In all this he does not ‘force’ his presence on them … he allows them to realise that they would like his company, so it is they who do the inviting, they are the ones who ask him to ‘stay with them’.
And it is in that context of welcome and acceptance, in ‘the breaking of bread’ that the ‘stranger’ is revealed to them as the risen Jesus.
I think it is significant that Luke gave us the name of one of these ‘hosts’ of Jesus. Cleopas is an ‘eye-witness’, one of those “eye-witnesses and ministers of the word”(Lk.1:2) who preceded Luke in his writing of the gospel and from whom he learned so much.
The importance of identifying the eye-witness in this case is that he must have been well-known, known as the source of this story, deemed to be reliable, and perhaps still available to tell his own story.
Why did the risen Jesus select this couple to receive his self-revelation as risen ? For the same reason he chose Mary of Magdala, or Simon or the Eleven or Thomas … they were key members of his group of disciples and supporters and would be influential in handing on the gospel from their very personal knowledge and experience. They are personal witnesses.
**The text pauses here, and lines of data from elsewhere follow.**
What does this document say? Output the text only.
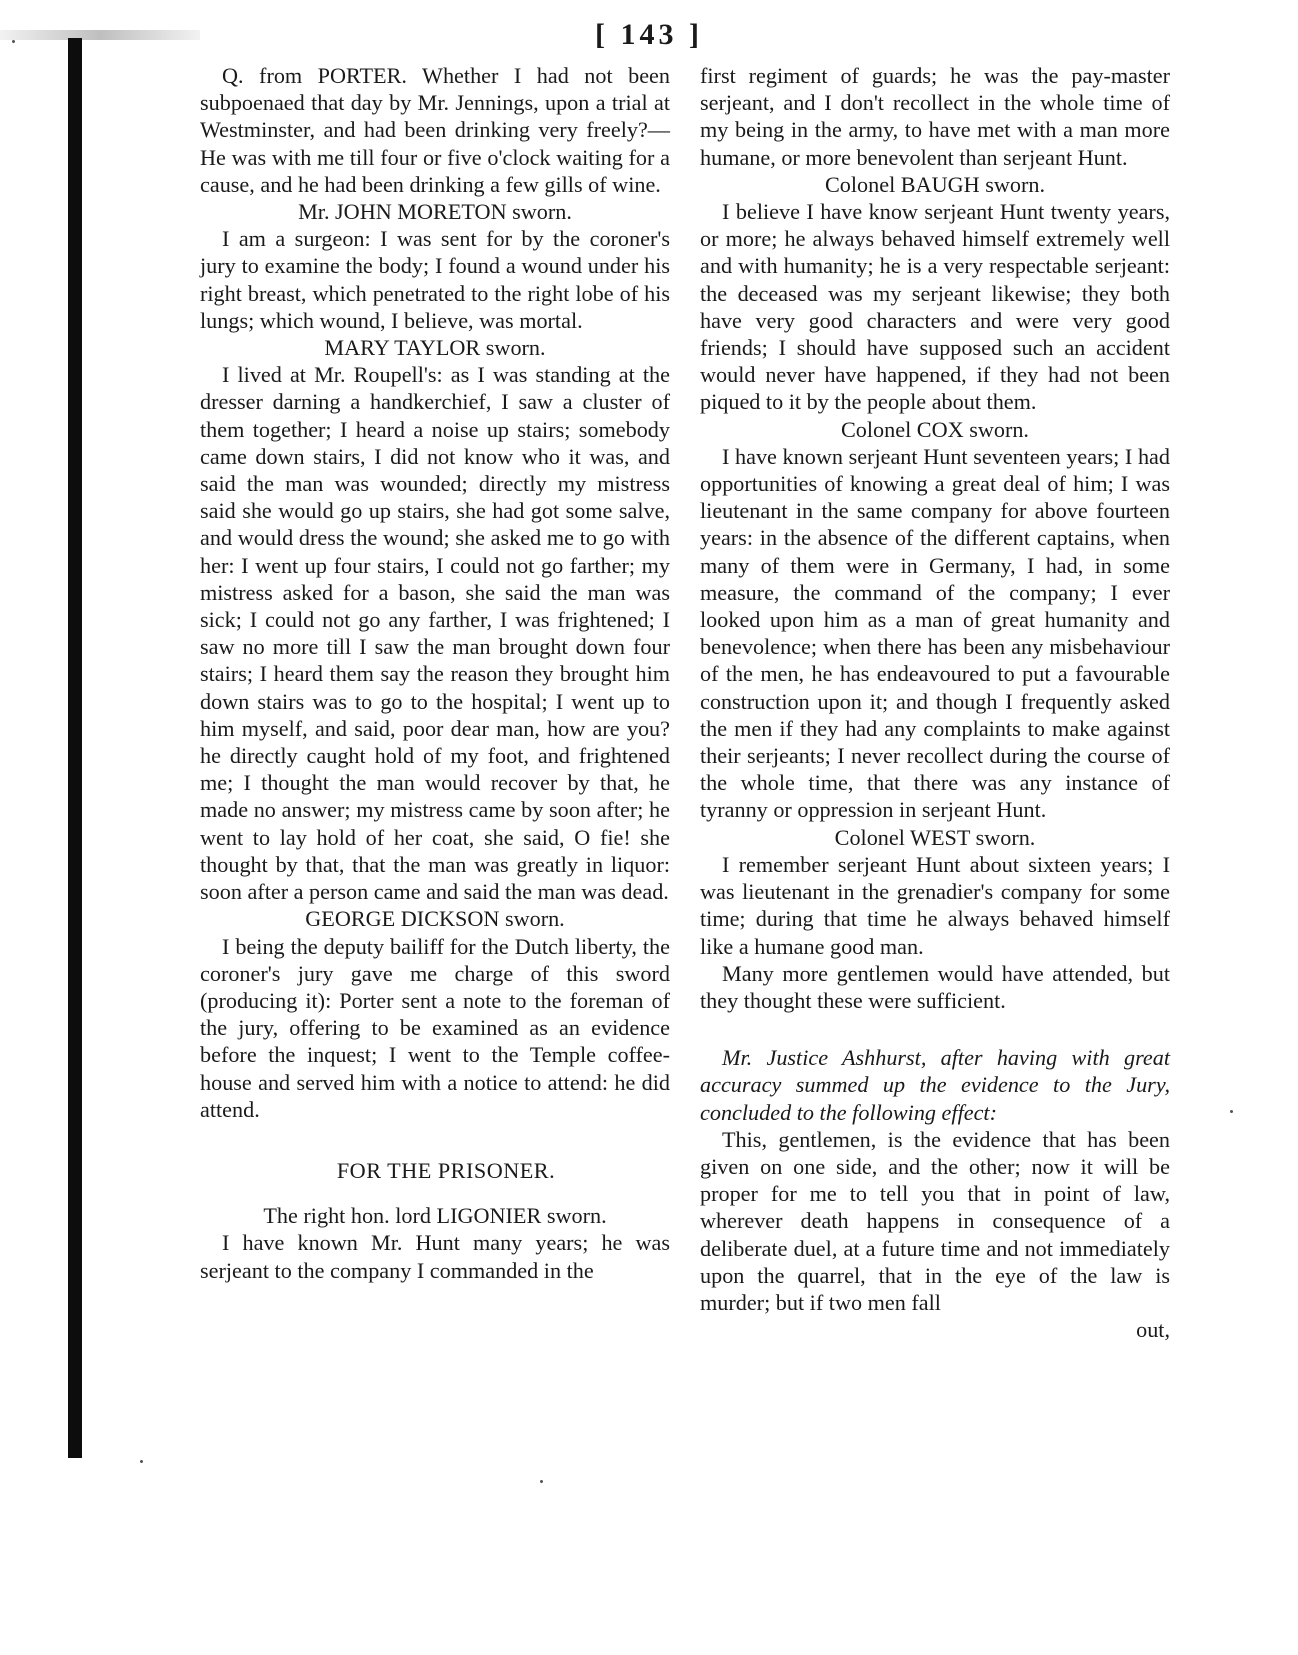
[ 143 ]

Q. from PORTER. Whether I had not been subpoenaed that day by Mr. Jennings, upon a trial at Westminster, and had been drinking very freely?—He was with me till four or five o'clock waiting for a cause, and he had been drinking a few gills of wine.

Mr. JOHN MORETON sworn.

I am a surgeon: I was sent for by the coroner's jury to examine the body; I found a wound under his right breast, which penetrated to the right lobe of his lungs; which wound, I believe, was mortal.

MARY TAYLOR sworn.

I lived at Mr. Roupell's: as I was standing at the dresser darning a handkerchief, I saw a cluster of them together; I heard a noise up stairs; somebody came down stairs, I did not know who it was, and said the man was wounded; directly my mistress said she would go up stairs, she had got some salve, and would dress the wound; she asked me to go with her: I went up four stairs, I could not go farther; my mistress asked for a bason, she said the man was sick; I could not go any farther, I was frightened; I saw no more till I saw the man brought down four stairs; I heard them say the reason they brought him down stairs was to go to the hospital; I went up to him myself, and said, poor dear man, how are you? he directly caught hold of my foot, and frightened me; I thought the man would recover by that, he made no answer; my mistress came by soon after; he went to lay hold of her coat, she said, O fie! she thought by that, that the man was greatly in liquor: soon after a person came and said the man was dead.

GEORGE DICKSON sworn.

I being the deputy bailiff for the Dutch liberty, the coroner's jury gave me charge of this sword (producing it): Porter sent a note to the foreman of the jury, offering to be examined as an evidence before the inquest; I went to the Temple coffee-house and served him with a notice to attend: he did attend.

FOR THE PRISONER.

The right hon. lord LIGONIER sworn.

I have known Mr. Hunt many years; he was serjeant to the company I commanded in the

first regiment of guards; he was the pay-master serjeant, and I don't recollect in the whole time of my being in the army, to have met with a man more humane, or more benevolent than serjeant Hunt.

Colonel BAUGH sworn.

I believe I have know serjeant Hunt twenty years, or more; he always behaved himself extremely well and with humanity; he is a very respectable serjeant: the deceased was my serjeant likewise; they both have very good characters and were very good friends; I should have supposed such an accident would never have happened, if they had not been piqued to it by the people about them.

Colonel COX sworn.

I have known serjeant Hunt seventeen years; I had opportunities of knowing a great deal of him; I was lieutenant in the same company for above fourteen years: in the absence of the different captains, when many of them were in Germany, I had, in some measure, the command of the company; I ever looked upon him as a man of great humanity and benevolence; when there has been any misbehaviour of the men, he has endeavoured to put a favourable construction upon it; and though I frequently asked the men if they had any complaints to make against their serjeants; I never recollect during the course of the whole time, that there was any instance of tyranny or oppression in serjeant Hunt.

Colonel WEST sworn.

I remember serjeant Hunt about sixteen years; I was lieutenant in the grenadier's company for some time; during that time he always behaved himself like a humane good man.

Many more gentlemen would have attended, but they thought these were sufficient.

Mr. Justice Ashhurst, after having with great accuracy summed up the evidence to the Jury, concluded to the following effect:

This, gentlemen, is the evidence that has been given on one side, and the other; now it will be proper for me to tell you that in point of law, wherever death happens in consequence of a deliberate duel, at a future time and not immediately upon the quarrel, that in the eye of the law is murder; but if two men fall

out,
One can see the nature of the dynamic in the story itself. Even if they were downcast, this was only because of the deep level of hope they had placed in Jesus. All they now needed was a fuller clarification of Jesus’ own interpretation of his life and ministry from the Hebrew Scriptures … a key source of meaning for them as faithful Jews.
As it turned out Cleopas and his companion told their story so well that it has come down as one of the most moving and brilliant of all the Easter stories!
It was such a story of real honest sharing, of openness about loss and grief and doubt, but also about hope and a faith that even if it gets lost for a while, is still sought after.
It is a story about deep listening – probing the scriptures, being enlightened by them – sharing the message together as community. It is also of course about a shared meal, the Eucharist as encounter with the risen Lord.
It is a reminder to us that real Eucharist is always about this kind of deep sharing of our longings and losses and hopes with the Lord who offers to be always with us. Even when, or maybe especially when, we don’t recognise him as present !
It is also a story of the need to share the good news of our encounter with Christ – others need to know – so that they too may meet him.
It’s as these two disciples are sharing their story with the ‘Eleven’ and the rest that the risen Jesus appears to them all together (Lk.24:35 ff.).